The New York Times reported Monday that French Finance Minister Pierre Moscovici backed up his Spanish counterpart, but German Finance Minister Wolfgang Schauble said the time line that suits Spain would "not be possible."

In the background, tens of thousands of demonstrators marched in Spain and Portugal over the weekend, protesting budget cuts that have been made necessary by looming government debt and the insistence of Germany and others that international loans be backed up with pledges from the struggling countries to get their financial houses in order.

With Greece's economy in a deep recession and their international loans adding to their debt burden, Spain is trying to maneuver policy to allow international aid to go directly to banks, so the government debt is not increased by the rescue effort.

The Times reported Monday that the latest proposal from European Commission President Jose Manual Barroso , which was given a mixed reaction last week, was to create a central banking authority.

Several nations do not want to give up control of their banks. Germany, on the other hand, does not want to give up control of loans given to private businesses in other countries, as opposed to loans given to governments.

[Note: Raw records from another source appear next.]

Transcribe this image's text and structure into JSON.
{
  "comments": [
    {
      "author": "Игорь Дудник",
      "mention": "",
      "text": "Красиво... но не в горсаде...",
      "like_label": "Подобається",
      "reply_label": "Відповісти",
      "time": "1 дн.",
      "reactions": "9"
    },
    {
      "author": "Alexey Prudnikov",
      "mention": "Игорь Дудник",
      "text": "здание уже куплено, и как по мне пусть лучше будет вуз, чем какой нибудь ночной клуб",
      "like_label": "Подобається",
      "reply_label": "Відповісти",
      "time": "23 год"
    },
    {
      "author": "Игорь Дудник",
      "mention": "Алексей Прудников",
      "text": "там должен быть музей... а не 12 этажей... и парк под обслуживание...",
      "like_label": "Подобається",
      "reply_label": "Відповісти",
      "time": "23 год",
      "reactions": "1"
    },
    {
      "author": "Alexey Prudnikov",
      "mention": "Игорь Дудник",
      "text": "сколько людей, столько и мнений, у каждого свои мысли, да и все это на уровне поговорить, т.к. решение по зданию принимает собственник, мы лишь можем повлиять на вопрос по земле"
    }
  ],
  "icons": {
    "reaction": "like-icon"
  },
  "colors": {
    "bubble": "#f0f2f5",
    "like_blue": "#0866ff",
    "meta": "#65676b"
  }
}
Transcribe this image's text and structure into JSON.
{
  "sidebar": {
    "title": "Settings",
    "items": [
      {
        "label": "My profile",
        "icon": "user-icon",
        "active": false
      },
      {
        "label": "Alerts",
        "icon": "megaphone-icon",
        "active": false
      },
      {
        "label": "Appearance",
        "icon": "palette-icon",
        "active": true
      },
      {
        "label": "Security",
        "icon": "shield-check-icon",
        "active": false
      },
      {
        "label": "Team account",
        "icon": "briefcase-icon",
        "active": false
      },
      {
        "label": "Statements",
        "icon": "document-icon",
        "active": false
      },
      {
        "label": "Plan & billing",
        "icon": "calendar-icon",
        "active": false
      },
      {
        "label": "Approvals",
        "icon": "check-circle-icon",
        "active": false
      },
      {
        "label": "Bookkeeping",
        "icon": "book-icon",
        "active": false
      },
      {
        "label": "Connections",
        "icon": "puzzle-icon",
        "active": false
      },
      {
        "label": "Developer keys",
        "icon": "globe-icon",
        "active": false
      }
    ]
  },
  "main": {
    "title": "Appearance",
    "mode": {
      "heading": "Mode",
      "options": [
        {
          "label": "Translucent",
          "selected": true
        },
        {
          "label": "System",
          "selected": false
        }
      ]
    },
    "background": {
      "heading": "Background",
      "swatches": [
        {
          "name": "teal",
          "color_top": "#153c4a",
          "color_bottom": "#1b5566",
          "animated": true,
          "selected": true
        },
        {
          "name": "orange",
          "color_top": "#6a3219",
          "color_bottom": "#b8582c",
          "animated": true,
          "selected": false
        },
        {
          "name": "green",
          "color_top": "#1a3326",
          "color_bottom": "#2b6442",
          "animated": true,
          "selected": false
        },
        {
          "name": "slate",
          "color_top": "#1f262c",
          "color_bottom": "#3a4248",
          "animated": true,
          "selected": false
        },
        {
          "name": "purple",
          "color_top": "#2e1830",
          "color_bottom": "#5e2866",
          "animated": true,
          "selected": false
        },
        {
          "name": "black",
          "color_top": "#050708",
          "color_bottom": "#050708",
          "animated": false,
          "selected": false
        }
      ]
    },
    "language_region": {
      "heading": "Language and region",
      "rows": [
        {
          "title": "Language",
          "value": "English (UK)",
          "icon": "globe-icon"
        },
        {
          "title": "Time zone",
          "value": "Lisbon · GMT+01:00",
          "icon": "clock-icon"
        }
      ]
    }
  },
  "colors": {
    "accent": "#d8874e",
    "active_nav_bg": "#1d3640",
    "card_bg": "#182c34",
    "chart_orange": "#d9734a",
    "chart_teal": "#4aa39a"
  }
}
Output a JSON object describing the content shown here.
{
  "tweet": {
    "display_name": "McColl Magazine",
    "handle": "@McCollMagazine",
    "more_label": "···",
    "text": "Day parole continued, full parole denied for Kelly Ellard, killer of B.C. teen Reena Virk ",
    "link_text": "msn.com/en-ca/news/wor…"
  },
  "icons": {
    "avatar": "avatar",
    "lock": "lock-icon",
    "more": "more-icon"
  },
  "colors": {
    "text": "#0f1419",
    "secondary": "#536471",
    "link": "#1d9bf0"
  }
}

Presently, there is already money on the table. European leaders have agreed to lend Spain $131 billion to help the government bail out its banks, which are struggling under the debt of bad loans that turned toxic with the economic downturn.

Spain does not want to apply for the money that is available, even though the European Central Bank recently announced it would buy short-term bonds from struggling governments so long as those governments first applied for international assistance -- a step Spanish Prime Minister Mariano Rajoy is currently unwilling to take.